According to the system described in claim 1, wherein the first local end node converts the first original data into the first gradient data based on a stochastic gradient descent operation.

For example, the system described in item 1 of the scope of patent application further includes a third-party system that stores a first public key corresponding to the first private key of the first local end node, and the cloud code library is Configure to: Query the third-party system for the first public key corresponding to the first local end node; Perform a signature verification operation on the first digital signature based on the first public key; In response to the verification that the first digital signature is correct, the first data tag is converted into the first code, and the first code is returned to the first local end node; and In response to the verification of the first digital signature as an error, an error message is returned to the first local end node.

For example, the system described in item 1 of the scope of patent application, wherein the second local end node includes a second original data, a second data label corresponding to the second original data, and a second private key, and the first 2. The local end node is configured to: Obtain a second gradient data of the second original data; Encrypting the second gradient data into a second ciphertext data based on the homomorphic encryption technology; Use the second private key to perform the signature operation on the second data label to obtain a second digital signature of the second data label; Sending the second data tag and the second digital signature to the cloud code library; Receiving a second code corresponding to the second data tag from the cloud code library, where the second code is generated by the cloud code library after verifying the second digital signature; The second ciphertext data and the second code corresponding to the second data label are sent to the first local end node, so that the first local end node can perform the deep learning operation accordingly.
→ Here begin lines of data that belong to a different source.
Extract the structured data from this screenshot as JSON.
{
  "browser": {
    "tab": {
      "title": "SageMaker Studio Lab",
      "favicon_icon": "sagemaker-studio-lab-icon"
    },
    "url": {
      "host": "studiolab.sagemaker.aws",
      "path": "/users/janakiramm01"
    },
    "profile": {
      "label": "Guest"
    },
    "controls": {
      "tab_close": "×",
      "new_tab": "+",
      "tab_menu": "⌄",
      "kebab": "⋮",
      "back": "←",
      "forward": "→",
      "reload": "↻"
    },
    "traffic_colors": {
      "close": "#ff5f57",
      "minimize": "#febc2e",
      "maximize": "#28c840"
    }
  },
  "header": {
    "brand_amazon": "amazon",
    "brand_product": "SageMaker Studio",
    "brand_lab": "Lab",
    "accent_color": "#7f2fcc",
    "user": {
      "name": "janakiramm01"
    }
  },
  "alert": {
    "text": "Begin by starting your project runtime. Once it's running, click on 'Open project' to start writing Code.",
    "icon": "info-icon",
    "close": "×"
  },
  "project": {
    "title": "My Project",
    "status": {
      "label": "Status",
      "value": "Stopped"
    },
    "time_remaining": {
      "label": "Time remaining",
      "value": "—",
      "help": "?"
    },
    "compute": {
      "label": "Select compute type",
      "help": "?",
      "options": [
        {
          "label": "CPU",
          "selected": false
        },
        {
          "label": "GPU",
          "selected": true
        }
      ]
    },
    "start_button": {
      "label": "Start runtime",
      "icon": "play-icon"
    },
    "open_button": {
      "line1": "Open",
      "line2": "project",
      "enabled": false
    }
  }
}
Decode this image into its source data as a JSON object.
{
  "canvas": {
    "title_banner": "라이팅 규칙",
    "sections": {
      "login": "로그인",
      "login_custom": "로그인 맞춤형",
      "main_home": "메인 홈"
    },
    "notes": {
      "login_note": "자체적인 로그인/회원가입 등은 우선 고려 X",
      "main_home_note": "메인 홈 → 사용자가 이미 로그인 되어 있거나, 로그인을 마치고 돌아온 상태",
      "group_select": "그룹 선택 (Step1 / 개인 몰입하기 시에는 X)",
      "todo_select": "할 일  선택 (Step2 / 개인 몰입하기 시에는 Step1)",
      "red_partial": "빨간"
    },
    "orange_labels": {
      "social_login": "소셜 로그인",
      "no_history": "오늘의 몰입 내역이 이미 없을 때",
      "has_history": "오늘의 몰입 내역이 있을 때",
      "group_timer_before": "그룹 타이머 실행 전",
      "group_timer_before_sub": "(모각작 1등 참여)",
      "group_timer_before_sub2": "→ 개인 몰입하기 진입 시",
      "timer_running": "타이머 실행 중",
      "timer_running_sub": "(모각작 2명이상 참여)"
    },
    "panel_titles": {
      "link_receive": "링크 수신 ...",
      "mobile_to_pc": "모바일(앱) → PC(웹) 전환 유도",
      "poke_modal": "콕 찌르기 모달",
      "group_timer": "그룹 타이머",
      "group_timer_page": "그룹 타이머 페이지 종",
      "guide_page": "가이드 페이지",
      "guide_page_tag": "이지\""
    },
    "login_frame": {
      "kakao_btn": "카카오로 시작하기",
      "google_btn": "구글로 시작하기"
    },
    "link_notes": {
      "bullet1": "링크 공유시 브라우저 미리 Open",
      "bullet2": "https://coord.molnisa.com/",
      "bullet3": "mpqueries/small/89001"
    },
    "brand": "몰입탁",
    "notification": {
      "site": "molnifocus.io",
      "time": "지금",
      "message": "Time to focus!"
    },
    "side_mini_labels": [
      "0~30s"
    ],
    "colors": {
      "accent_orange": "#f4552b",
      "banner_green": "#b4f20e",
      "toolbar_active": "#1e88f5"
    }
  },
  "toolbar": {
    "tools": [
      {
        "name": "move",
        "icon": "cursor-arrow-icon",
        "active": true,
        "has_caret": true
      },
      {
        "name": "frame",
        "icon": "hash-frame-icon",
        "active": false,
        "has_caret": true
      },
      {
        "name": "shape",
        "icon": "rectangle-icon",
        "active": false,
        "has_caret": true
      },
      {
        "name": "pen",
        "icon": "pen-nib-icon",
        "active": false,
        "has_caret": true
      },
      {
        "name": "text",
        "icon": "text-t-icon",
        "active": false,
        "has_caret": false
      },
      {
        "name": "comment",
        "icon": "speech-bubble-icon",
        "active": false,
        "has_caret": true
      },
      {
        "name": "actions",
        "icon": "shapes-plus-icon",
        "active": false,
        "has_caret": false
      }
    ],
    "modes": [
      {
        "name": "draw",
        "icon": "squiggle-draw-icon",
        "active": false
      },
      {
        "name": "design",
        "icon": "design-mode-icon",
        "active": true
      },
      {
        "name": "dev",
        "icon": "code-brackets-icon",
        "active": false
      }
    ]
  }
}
For example, the system described in item 4 of the scope of patent application further includes a third local end node that receives the first ciphertext data and the first code corresponding to the first data label from the first local end node, And receiving the second ciphertext data and the second code corresponding to the second data label from the second local end node, and performing the deep learning operation accordingly.

The system described in item 1 of the scope of patent application further includes a third local end node, which receives the first ciphertext data and the first code corresponding to the first data label from the first local end node.

A decentralized deep learning method including: A first gradient data of a first original data is obtained by a first local end node, wherein the first local end node includes the first original data, a first data label corresponding to the first original data, and a The first private key; Encrypting the first gradient data into a first ciphertext data by the first local end node based on homomorphic encryption technology; The first local end node uses the first private key to perform a signature operation on the first data label to obtain a first digital signature of the first data label; A cloud code library receives the first data label and the first digital signature of the first local end node, and after verifying the first digital signature, a first code corresponding to the first data label Back to the first local end node; and A second local end node receives the first ciphertext data and the first code corresponding to the first data label from the first local end node, and performs a deep learning operation accordingly.